Uma nova "cena" de punk rock britânica despontou nos últimos anos. Entre os representantes estão as bandas Shame, Fontaines D.C. e aquela que para mim é disparada a mais interessante: o Idles. Lançado poucos meses após sua estreia - o ótimo Brutalism, de 2017 -, Joy As An Act Of Resistance (2018) é um registro primoroso de um grupo em ebulição.
Embora as raízes da banda estejam explicitamente no punk rock, o grupo não investe numa abordagem retrô básica do estilo (canções rápidas e poucos acordes). É a atitude do gênero o principal quesito explorado pelo Idles, construindo densidade sonora, criando climas explosivos e trazendo temas contestadores. Isso fica mais que nítido em "Colossus", uma espetacular faixa de dinâmica crescente, com timbres saturados, bateria musculosa e um final faiscante. A energia da execução é impressionante.
Carregado por guitarras incisivas e ritmo primitivo que desencadeia num refrão nocauteante, "Never Fight A Men With A Perm" tem como maior qualidade ironizar a estereotipia da masculinidade que gera um instinto violento boçal. Essa masculinidade tóxica também é abordada na cáustica "Samaritans". Em ambas a performance é arrasadora.
Com ecos tanto do indie rock 00's quanto do punk rock oi!, "I'm Scum" exemplifica a interpretação afrontosa, meio cuspida, do vocalista Joe Talbot.
Em tempos de Brexit, "Danny Nedelko" é um perfeito retrato do seu tempo. A letra aborda a questão da imigração de forma simples e direta, se opondo ao reacionarismo de forma nada panfletária. Adoro como o refrão invoca o sentimento de coletividade no ouvinte (novamente com traços de punk oi!), que rapidamente sente razões para entoar os versos aos plenos pulmões.
Nesta mesma toada, "Great" condena o nacionalismo inglês numa abordagem sonora cheia de rispidez.

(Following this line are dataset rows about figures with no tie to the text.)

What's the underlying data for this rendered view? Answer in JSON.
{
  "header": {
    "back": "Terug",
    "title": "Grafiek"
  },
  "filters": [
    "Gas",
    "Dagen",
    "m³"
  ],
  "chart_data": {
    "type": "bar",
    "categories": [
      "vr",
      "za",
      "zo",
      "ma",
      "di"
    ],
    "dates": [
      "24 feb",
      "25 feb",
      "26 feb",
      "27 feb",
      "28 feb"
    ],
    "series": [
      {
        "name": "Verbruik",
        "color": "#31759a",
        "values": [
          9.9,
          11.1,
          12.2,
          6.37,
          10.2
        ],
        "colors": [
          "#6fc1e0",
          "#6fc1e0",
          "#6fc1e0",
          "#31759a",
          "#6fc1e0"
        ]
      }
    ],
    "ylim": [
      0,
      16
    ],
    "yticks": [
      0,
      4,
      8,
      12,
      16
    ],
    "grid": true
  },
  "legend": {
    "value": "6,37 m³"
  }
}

A imundice timbristica de "Gram Rock" proporciona alguns dos momentos instrumentalmente mais selvagens de um disco que não deve em braveza. Adoro a barulheira das guitarras.
Com enorme sarcasmo, "Love Song" repagina o "gênero romântico" numa performance tão quente quanto lavas vulcânicas. No minimo divertido.
"June" parece ter a função de diminuir os ânimos através de um instrumental atmosférico e letra mórbida sobre um natimorto. Há citação do Ernest Hemingway e interpretação vocal emotiva. Pesado.
Como um ode ao autoestima atenuado pela mídia, "Television" faz do amor próprio um ato punk. Numa outra mutação estilística, é curioso ver o grupo explorando a cadência do blues em "Cry To Me", ainda que as guitarras estejam distante do esteriótipo do gênero.
Imerso na ferocidade punk, "Rottweiler" finaliza o disco deixando a sensação de inquietação no ar. Adoro o timbre distorcido do baixo. O final cacofônico é digno de vibrar de pé. A vontade imediata é de ouvir o álbum novamente.
Embora o trabalho do Idles seja "tremendamente inglês", as canções são tão contagiantes que pegam o ouvinte independente de suas tecnicidades liricas. É um disco politico sem ser pedante (muito pelo contrário, é bem divertido). É o rock em seu estado mais vibrante e relevante.